It has to start with a degree of integration between threats, risks, controls and protective measures.
The GRC acronym (Governance, Risk and Compliance) has been around for over 10 years but still, many organizations struggle with the successful delivery of GRC programmes across their IT function.
Many of those programmes fail because they are designed in silos, around the functional capabilities of specific tools, often selected without a proper assessment of their fit within the firm’s IT and risk environments. It results in overly complex and expensive integration projects, or the under-utilization of the tools due to data unavailability or inconsistency.
In my experience, for IT GRC programmes to deliver meaningful value, it is key to start from a process perspective and to ensure that business threats, technology risk scenarios, protective measures and control activities are properly aligned.
The level of risk a firm carries in relation to a particular risk scenario can only be determined through a structured and independent assessment of the measures in place (or not) to protect the firm from that scenario; if sufficient measures are in place, senior executives can then be given the assurance that the associated risk is low, or at least controlled; if the protective measures in place are not deemed sufficient or cannot be verified, flags must be raised and actions taken.
For this to work, it has to start with a degree of integration between threats, risks, controls and protective measures.
Technology risk scenarios cannot be arbitrary: They have to be derived from – and linked to – a structured analysis of the threats the business is facing.
They cannot just be placed in a risk register, next to a mitigation, transfer or acceptance statement “hoping for the best”.
They have to permeate through and drive the firm’s technology policy framework.
In other words, technology policies, procedures and standards have to be designed and architected not simply with the view of adhering to good practice or addressing specific issues, but with the view of protecting the business from those technology risk scenarios (while ensuring that the firm also meets its regulatory obligations).
As such, it should be possible to map each content element of those policies, procedures and standards to one or several technology risk scenarios (those they are designed to protect against).
Collectively, they should be underpinned by an operating and governance model documenting the roles and responsibilities of all parties involved in their execution to protect the firm.
The “Compliance” part of the technology GRC framework should be driven by a controls plan, validated with all stakeholders and defining the set of tasks – automated or not – by which the execution of the technology policies, procedures and standards is continuously or periodically verified by an independent function.

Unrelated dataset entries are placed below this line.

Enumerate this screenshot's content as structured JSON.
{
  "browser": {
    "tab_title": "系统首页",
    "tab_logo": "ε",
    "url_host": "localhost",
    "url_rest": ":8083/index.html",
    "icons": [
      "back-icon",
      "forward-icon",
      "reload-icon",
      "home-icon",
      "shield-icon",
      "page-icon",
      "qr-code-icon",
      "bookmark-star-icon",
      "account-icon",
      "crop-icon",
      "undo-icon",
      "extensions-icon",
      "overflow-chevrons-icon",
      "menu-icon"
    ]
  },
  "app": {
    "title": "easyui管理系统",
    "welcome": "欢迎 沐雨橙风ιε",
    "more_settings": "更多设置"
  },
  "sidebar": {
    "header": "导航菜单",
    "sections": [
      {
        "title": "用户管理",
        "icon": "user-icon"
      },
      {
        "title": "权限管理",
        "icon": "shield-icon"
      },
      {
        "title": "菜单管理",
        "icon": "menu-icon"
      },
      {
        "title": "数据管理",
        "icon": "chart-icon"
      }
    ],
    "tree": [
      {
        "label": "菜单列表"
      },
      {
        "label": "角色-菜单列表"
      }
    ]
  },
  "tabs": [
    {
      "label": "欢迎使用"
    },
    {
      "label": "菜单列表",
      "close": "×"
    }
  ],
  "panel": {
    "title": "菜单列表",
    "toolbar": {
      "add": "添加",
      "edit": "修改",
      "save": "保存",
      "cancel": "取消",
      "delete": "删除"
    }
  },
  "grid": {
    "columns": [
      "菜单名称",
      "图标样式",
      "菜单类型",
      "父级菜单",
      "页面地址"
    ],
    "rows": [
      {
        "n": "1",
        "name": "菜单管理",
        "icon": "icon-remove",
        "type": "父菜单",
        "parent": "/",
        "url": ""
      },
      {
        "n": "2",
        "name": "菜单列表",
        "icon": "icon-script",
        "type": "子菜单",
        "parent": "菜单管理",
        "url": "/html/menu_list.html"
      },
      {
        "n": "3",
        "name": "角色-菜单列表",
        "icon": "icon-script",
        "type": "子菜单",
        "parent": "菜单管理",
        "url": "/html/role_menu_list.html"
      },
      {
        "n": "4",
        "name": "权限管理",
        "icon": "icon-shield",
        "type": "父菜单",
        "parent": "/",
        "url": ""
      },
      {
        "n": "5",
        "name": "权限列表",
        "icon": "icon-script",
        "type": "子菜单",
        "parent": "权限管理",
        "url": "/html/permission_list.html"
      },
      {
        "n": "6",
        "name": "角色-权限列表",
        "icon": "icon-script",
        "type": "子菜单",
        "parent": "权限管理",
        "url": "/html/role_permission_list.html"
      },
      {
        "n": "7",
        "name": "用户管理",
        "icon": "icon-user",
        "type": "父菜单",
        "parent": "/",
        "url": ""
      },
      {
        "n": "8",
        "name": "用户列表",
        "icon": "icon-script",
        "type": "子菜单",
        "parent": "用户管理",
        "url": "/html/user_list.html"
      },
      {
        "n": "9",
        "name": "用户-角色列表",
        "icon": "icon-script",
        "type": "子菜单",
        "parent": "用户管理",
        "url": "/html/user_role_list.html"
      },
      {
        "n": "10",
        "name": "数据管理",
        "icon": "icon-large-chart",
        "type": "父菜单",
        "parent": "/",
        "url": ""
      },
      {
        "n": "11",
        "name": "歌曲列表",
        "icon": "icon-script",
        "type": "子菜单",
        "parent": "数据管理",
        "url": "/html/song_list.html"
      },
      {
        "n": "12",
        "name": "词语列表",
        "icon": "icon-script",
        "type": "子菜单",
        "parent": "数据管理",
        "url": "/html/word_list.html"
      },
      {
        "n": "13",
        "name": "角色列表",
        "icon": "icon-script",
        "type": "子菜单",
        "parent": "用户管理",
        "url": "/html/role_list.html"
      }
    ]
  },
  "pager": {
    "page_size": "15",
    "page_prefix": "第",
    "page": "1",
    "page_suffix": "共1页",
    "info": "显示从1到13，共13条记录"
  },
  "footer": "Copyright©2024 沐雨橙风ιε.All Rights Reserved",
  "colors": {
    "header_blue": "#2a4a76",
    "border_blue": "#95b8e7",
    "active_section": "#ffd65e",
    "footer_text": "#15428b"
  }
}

Because the content of the technology policies, procedures and standards would have been mapped to the technology risk scenarios, the reporting resulting from the execution of the controls plan should inform on the actual level of protection of the business from those risk scenarios and allow the translation of those results into technology risk; results which could – in turn – be integrated within the enterprise risk, governance and regulatory reporting frameworks.
I am not saying this would be simple to put in place, in particular in large firms where a significant legacy of policy material may exist, but only such degree of integration – in my view – can bring meaningful results to senior executives and enable them to understand and manage the level of risk the firm carries.
Even in large organizations where a degree of automation will be required for this to work, it is key to start with the operational architecture of such integration and its validation with all stakeholders, before looking for a toolkit solution.
Once again, this is the typical area where “Process and People first, THEN Technology” is key to success.